In September, Prevu, a real-estate technology startup that is disrupting the antiquated homebuying process, closed its $2M Seed funding round led by Corigin Ventures. Getting to this point certainly was filled with ups-and-downs, arranging what we felt were promising meetings only to walk away wondering why we couldn’t secure the venture capital funding we needed.
My cofounder, Thomas Kutzman, and I learned a lot during this process. Fundraising isn’t easy by any means, so I thought it might be helpful to provide some of the takeaways from our experience to help you increase your chances of success.
The first 60 seconds are crucial
Venture capital firms are fielding thousands of meeting requests from startups each year, and VCs only have so much time to give. The first 60 seconds are critical to helping your startup stand out. In this time, you should be able to answer these three questions:
- Who are we and what do we do?
- What value are you providing that others aren’t?
- Why should investors invest in us?
Prior to even walking into a meeting, chances are the VC has already bucketed you into a category and unless you tell them – or show them – how you are different, you will have a hard time securing funding. This happened to us in our early days, where we didn’t communicate our value proposition as well as we could have.
It finally clicked for us when we took a step back and answered those three questions for ourselves. We came to the conclusion that what sets us apart is our ability to be a friend for homebuyers in the early mile while being the expert they need in the last mile when the buying process gets more difficult.
To put it another way, look at your startup as your resume. In our early days, when we struggled to obtain meetings with venture capitalists, we focused more on our own experience and thought that would be enough rather than communicating the company’s unique value proposition in a compelling manner. Only when we shifted our approach did our resume standout. For you, figure out how, why and where your company stands out prior to seeking out investments.
Don’t let the mood in the room throw you off your game
As a general rule of thumb, any potential investor will make you question your business model and leave you feeling like it’s the worst pitch they ever heard. That’s actually a good thing! If you don’t get beaten up, it’s probably more to do with your pitch rather than the business itself.
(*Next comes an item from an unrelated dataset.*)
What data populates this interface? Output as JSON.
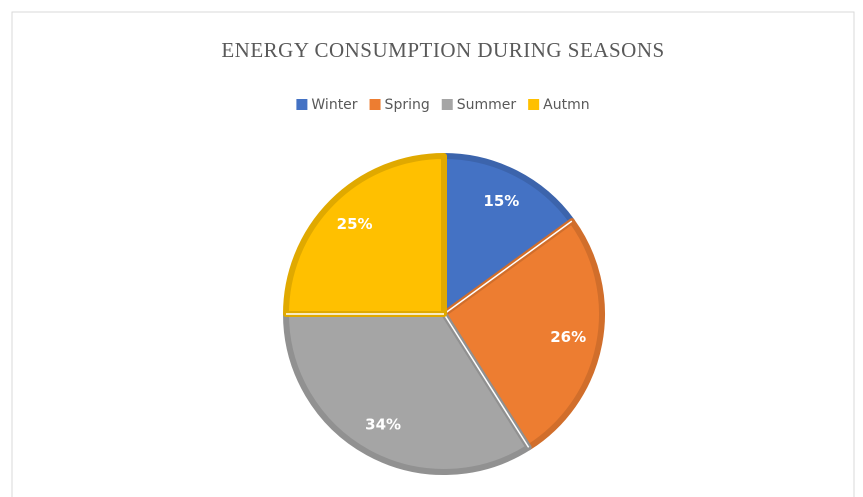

When you are in front of potential investors, it is your opportunity to alleviate all the concerns they have. You have the ability to answer questions just like they have the freedom to ask you questions. Don’t be afraid to challenge them either.
A more subtle approach to soliciting feedback without appearing confrontational is to ask open-ended questions to see what information you can gather like:
You’ve identified “such-and-such” as a potential problem for us. If you were in our shoes, what would be some of the steps you would take to addressing it?
Are there companies in our industry that you are eyeing? What is it about them that makes them stand out?
If you notice a pattern – i.e. your customer acquisition cost is too high – you need to bring that up proactively to build trust and not appear like you are trying to hide something. By being prepared and transparent, your chances of securing a second meeting greatly improve.
Make sure you are in front of the right audience
We operate in the real estate technology space, so it was important that we selected the right venture capitalists to pitch. The last thing you want to have to do is sell your startup and industry, so it’s best to target those firms who have a familiarity with your industry.
The more familiar VCs are with the space in which you operate, the easier time they will have understanding your business model, allowing you to spend more time on explaining what you do, how you do it and how you stand out, rather than on what you do, where you do it, and who you compete against.
Taking time to understand the backgrounds of the firms you are targeting may take some time, but it is worth it in the end, especially when you secure actual funding.
Data is your best friend
Data is essential to leading you down the right path. If you’ve sent out 20 or so emails to venture capital firms and don’t get a response, you probably have to adjust your approach. It may be as simple as changing the subject line in your email header or more complex like rethinking the buzz words that you have used in the past to define your company.
It’s similar to advertising on social media. If your intended audience wasn’t interacting with your ad, you wouldn’t continue running it for another week or so. You’d likely insert new messaging or reorganize the text to increase your engagement rate. This is the same mentality you need to take when initially reaching out to investors.
Prevu is proof that the time you put in will pay off eventually if you stick with it and adapt as necessary. We sent out plenty of emails that weren’t returned or were ignored. Data from A/B testing helped us reorganize our approach and dramatically increase our percentage of responses. If you keep with it even if you don’t notice immediate dividends, your perseverance will pay off in the long run.